God's saving the Jews from Egypt constitutes the focus of Jewish life. Even though commemorating the miraculous Exodus from Egypt is always a part of our daily prayers, on the first and second nights of the Passover Festival, the anniversary of this extraordinary event, as an addition, we get together with our extended family around a table for the Passover Seder. This year, after the two years most Jewish families spent the Passover apart due to the COVID-19 pandemic, we will once again gather around a table as a big family.
During the Passover Seder, we read the Haggadah, telling the story of Exodus from Egypt. Haggadah begins with the times Jews had been enslaved and ends with their becoming free. When we read about the slavery in Egypt told in the Haggadah, we remember that once we had been slaves, how much we had suffered, being free had not been easy, and ponder on how precious freedom is. At the same time as we read about God's miracles that led to our being saved, we remember that even in the most hopeless situations, with God's help, salvation will come in the blink of an eye; so soon that we won't even have time to wait for the dough to rise. So we start each day with the hope that every new day will bring new blessings.

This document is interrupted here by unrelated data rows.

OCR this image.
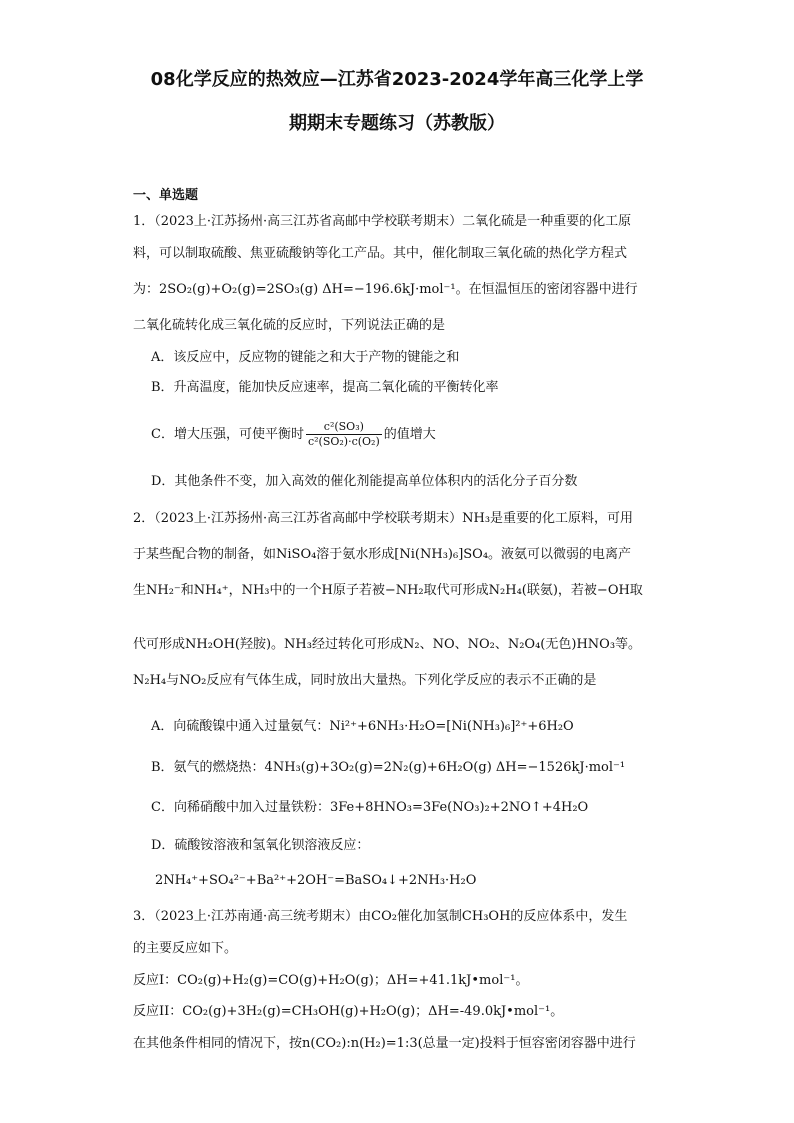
08化学反应的热效应—江苏省2023-2024学年高三化学上学
期期末专题练习（苏教版）
一、单选题
1．（2023上·江苏扬州·高三江苏省高邮中学校联考期末）二氧化硫是一种重要的化工原
料，可以制取硫酸、焦亚硫酸钠等化工产品。其中，催化制取三氧化硫的热化学方程式
为：2SO₂(g)+O₂(g)=2SO₃(g) ΔH=−196.6kJ·mol⁻¹。在恒温恒压的密闭容器中进行
二氧化硫转化成三氧化硫的反应时，下列说法正确的是
A．该反应中，反应物的键能之和大于产物的键能之和
B．升高温度，能加快反应速率，提高二氧化硫的平衡转化率
C．增大压强，可使平衡时 $\frac{\text{c²(SO₃)}}{\text{c²(SO₂)·c(O₂)}}$ 的值增大
D．其他条件不变，加入高效的催化剂能提高单位体积内的活化分子百分数
2．（2023上·江苏扬州·高三江苏省高邮中学校联考期末）NH₃是重要的化工原料，可用
于某些配合物的制备，如NiSO₄溶于氨水形成[Ni(NH₃)₆]SO₄。液氨可以微弱的电离产
生NH₂⁻和NH₄⁺，NH₃中的一个H原子若被−NH₂取代可形成N₂H₄(联氨)，若被−OH取
代可形成NH₂OH(羟胺)。NH₃经过转化可形成N₂、NO、NO₂、N₂O₄(无色)HNO₃等。
N₂H₄与NO₂反应有气体生成，同时放出大量热。下列化学反应的表示不正确的是
A．向硫酸镍中通入过量氨气：Ni²⁺+6NH₃·H₂O=[Ni(NH₃)₆]²⁺+6H₂O
B．氨气的燃烧热：4NH₃(g)+3O₂(g)=2N₂(g)+6H₂O(g) ΔH=−1526kJ·mol⁻¹
C．向稀硝酸中加入过量铁粉：3Fe+8HNO₃=3Fe(NO₃)₂+2NO↑+4H₂O
D．硫酸铵溶液和氢氧化钡溶液反应：
2NH₄⁺+SO₄²⁻+Ba²⁺+2OH⁻=BaSO₄↓+2NH₃·H₂O
3．（2023上·江苏南通·高三统考期末）由CO₂催化加氢制CH₃OH的反应体系中，发生
的主要反应如下。
反应I：CO₂(g)+H₂(g)=CO(g)+H₂O(g)；ΔH=+41.1kJ•mol⁻¹。
反应II：CO₂(g)+3H₂(g)=CH₃OH(g)+H₂O(g)；ΔH=-49.0kJ•mol⁻¹。
在其他条件相同的情况下，按n(CO₂):n(H₂)=1:3(总量一定)投料于恒容密闭容器中进行
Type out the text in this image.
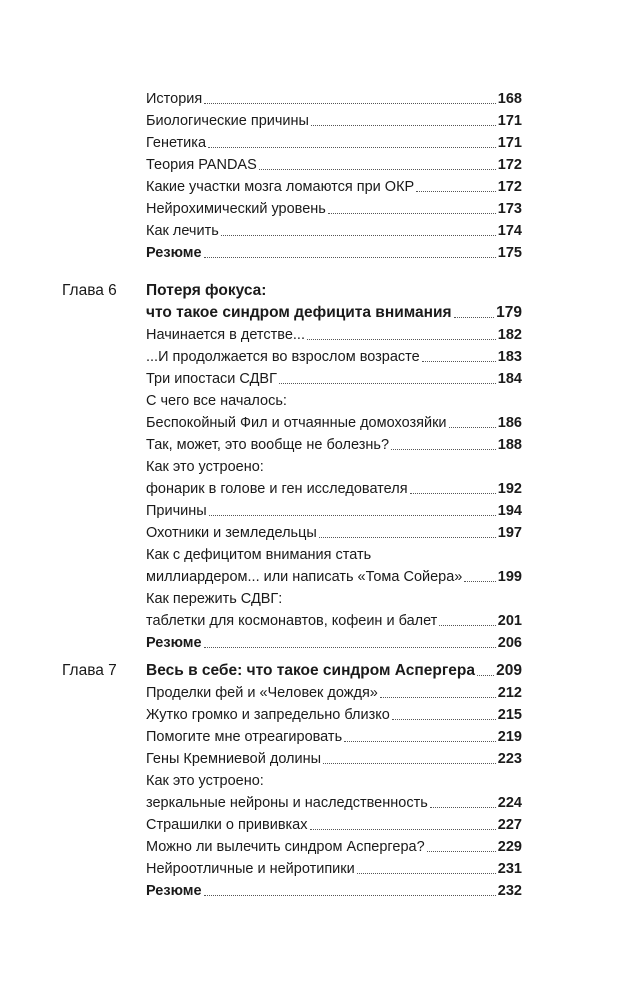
История	168
Биологические причины	171
Генетика	171
Теория PANDAS	172
Какие участки мозга ломаются при ОКР	172
Нейрохимический уровень	173
Как лечить	174
Резюме	175
Глава 6 Потеря фокуса:
что такое синдром дефицита внимания	179
Начинается в детстве...	182
...И продолжается во взрослом возрасте	183
Три ипостаси СДВГ	184
С чего все началось:
Беспокойный Фил и отчаянные домохозяйки	186
Так, может, это вообще не болезнь?	188
Как это устроено:
фонарик в голове и ген исследователя	192
Причины	194
Охотники и земледельцы	197
Как с дефицитом внимания стать
миллиардером... или написать «Тома Сойера» 199
Как пережить СДВГ:
таблетки для космонавтов, кофеин и балет	201
Резюме	206
Глава 7 Весь в себе: что такое синдром Аспергера 209
Проделки фей и «Человек дождя»	212
Жутко громко и запредельно близко	215
Помогите мне отреагировать	219
Гены Кремниевой долины	223
Как это устроено:
зеркальные нейроны и наследственность	224
Страшилки о прививках	227
Можно ли вылечить синдром Аспергера?	229
Нейроотличные и нейротипики	231
Резюме	232
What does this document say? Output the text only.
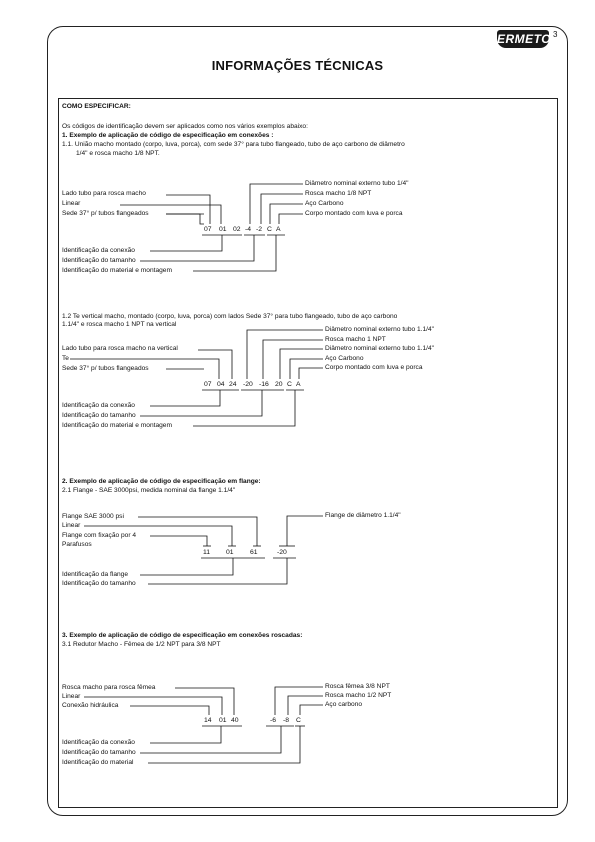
ERMETO 3
INFORMAÇÕES TÉCNICAS
COMO ESPECIFICAR:
Os códigos de identificação devem ser aplicados como nos vários exemplos abaixo:
1. Exemplo de aplicação de código de especificação em conexões :
1.1. União macho montado (corpo, luva, porca), com sede 37° para tubo flangeado, tubo de aço carbono de diâmetro
1/4" e rosca macho 1/8 NPT.
Lado tubo para rosca macho
Linear
Sede 37° p/ tubos flangeados
Diâmetro nominal externo tubo 1/4"
Rosca macho 1/8 NPT
Aço Carbono
Corpo montado com luva e porca
07 01 02 -4 -2 C A
Identificação da conexão
Identificação do tamanho
Identificação do material e montagem
1.2 Te vertical macho, montado (corpo, luva, porca) com lados Sede 37° para tubo flangeado, tubo de aço carbono
1.1/4" e rosca macho 1 NPT na vertical
Lado tubo para rosca macho na vertical
Te
Sede 37° p/ tubos flangeados
Diâmetro nominal externo tubo 1.1/4"
Rosca macho 1 NPT
Diâmetro nominal externo tubo 1.1/4"
Aço Carbono
Corpo montado com luva e porca
07 04 24 -20 -16 20 C A
Identificação da conexão
Identificação do tamanho
Identificação do material e montagem
2. Exemplo de aplicação de código de especificação em flange:
2.1 Flange - SAE 3000psi, medida nominal da flange 1.1/4"
Flange SAE 3000 psi
Linear
Flange com fixação por 4
Parafusos
Flange de diâmetro 1.1/4"
11 01 61	-20
Identificação da flange
Identificação do tamanho
3. Exemplo de aplicação de código de especificação em conexões roscadas:
3.1 Redutor Macho - Fêmea de 1/2 NPT para 3/8 NPT
Rosca macho para rosca fêmea
Linear
Conexão hidráulica
Rosca fêmea 3/8 NPT
Rosca macho 1/2 NPT
Aço carbono
14 01 40	-6 -8 C
Identificação da conexão
Identificação do tamanho
Identificação do material
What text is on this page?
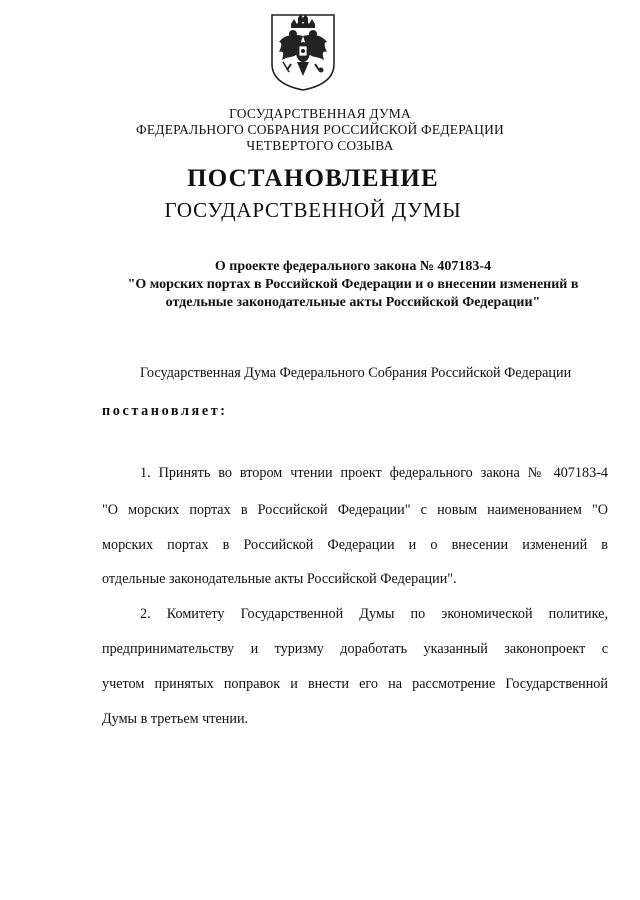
ГОСУДАРСТВЕННАЯ ДУМА
ФЕДЕРАЛЬНОГО СОБРАНИЯ РОССИЙСКОЙ ФЕДЕРАЦИИ
ЧЕТВЕРТОГО СОЗЫВА
ПОСТАНОВЛЕНИЕ
ГОСУДАРСТВЕННОЙ ДУМЫ
О проекте федерального закона № 407183-4
"О морских портах в Российской Федерации и о внесении изменений в
отдельные законодательные акты Российской Федерации"
Государственная Дума Федерального Собрания Российской Федерации
постановляет:
1. Принять во втором чтении проект федерального закона № 407183-4
"О морских портах в Российской Федерации" с новым наименованием "О
морских портах в Российской Федерации и о внесении изменений в
отдельные законодательные акты Российской Федерации".
2. Комитету Государственной Думы по экономической политике,
предпринимательству и туризму доработать указанный законопроект с
учетом принятых поправок и внести его на рассмотрение Государственной
Думы в третьем чтении.
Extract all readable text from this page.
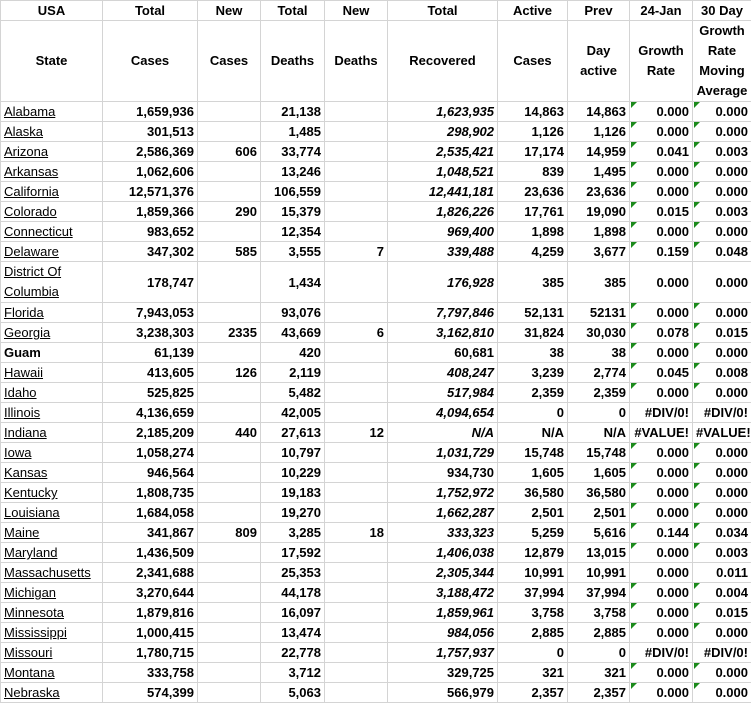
USA	Total	New	Total	New	Total	Active	Prev	24-Jan	30 Day
State	Cases	Cases	Deaths	Deaths	Recovered	Cases	Day active	Growth Rate	Growth Rate Moving Average
Alabama	1,659,936		21,138		1,623,935	14,863	14,863	0.000	0.000
Alaska	301,513		1,485		298,902	1,126	1,126	0.000	0.000
Arizona	2,586,369	606	33,774		2,535,421	17,174	14,959	0.041	0.003
Arkansas	1,062,606		13,246		1,048,521	839	1,495	0.000	0.000
California	12,571,376		106,559		12,441,181	23,636	23,636	0.000	0.000
Colorado	1,859,366	290	15,379		1,826,226	17,761	19,090	0.015	0.003
Connecticut	983,652		12,354		969,400	1,898	1,898	0.000	0.000
Delaware	347,302	585	3,555	7	339,488	4,259	3,677	0.159	0.048
District Of Columbia	178,747		1,434		176,928	385	385	0.000	0.000
Florida	7,943,053		93,076		7,797,846	52,131	52131	0.000	0.000
Georgia	3,238,303	2335	43,669	6	3,162,810	31,824	30,030	0.078	0.015
Guam	61,139		420		60,681	38	38	0.000	0.000
Hawaii	413,605	126	2,119		408,247	3,239	2,774	0.045	0.008
Idaho	525,825		5,482		517,984	2,359	2,359	0.000	0.000
Illinois	4,136,659		42,005		4,094,654	0	0	#DIV/0!	#DIV/0!
Indiana	2,185,209	440	27,613	12	N/A	N/A	N/A	#VALUE!	#VALUE!
Iowa	1,058,274		10,797		1,031,729	15,748	15,748	0.000	0.000
Kansas	946,564		10,229		934,730	1,605	1,605	0.000	0.000
Kentucky	1,808,735		19,183		1,752,972	36,580	36,580	0.000	0.000
Louisiana	1,684,058		19,270		1,662,287	2,501	2,501	0.000	0.000
Maine	341,867	809	3,285	18	333,323	5,259	5,616	0.144	0.034
Maryland	1,436,509		17,592		1,406,038	12,879	13,015	0.000	0.003
Massachusetts	2,341,688		25,353		2,305,344	10,991	10,991	0.000	0.011
Michigan	3,270,644		44,178		3,188,472	37,994	37,994	0.000	0.004
Minnesota	1,879,816		16,097		1,859,961	3,758	3,758	0.000	0.015
Mississippi	1,000,415		13,474		984,056	2,885	2,885	0.000	0.000
Missouri	1,780,715		22,778		1,757,937	0	0	#DIV/0!	#DIV/0!
Montana	333,758		3,712		329,725	321	321	0.000	0.000
Nebraska	574,399		5,063		566,979	2,357	2,357	0.000	0.000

During the Passover Festival, to remember the unleavened bread that the Jews ate when they left Egypt, we don’t eat any chametz during Passover. Chametz means leavened grain, any food or drink that contains wheat, barley, rye, oats, or their products, and which were left to rise or ferment.
Instead of chametz, we eat matzah, a flat unleavened bread. Matzah is made of just two ingredients, flour and water, which are quickly mixed and baked, in exactly 18 minutes, before letting the dough rise. Eating matzah we recall our ancestors' leaving the Egyptian lands in such a hurry that they had no time to allow their dough to rise.
Passover Festival which is celebrated for 8 days in diaspora, will end on the evening of Saturday, April 23rd after the stars come out.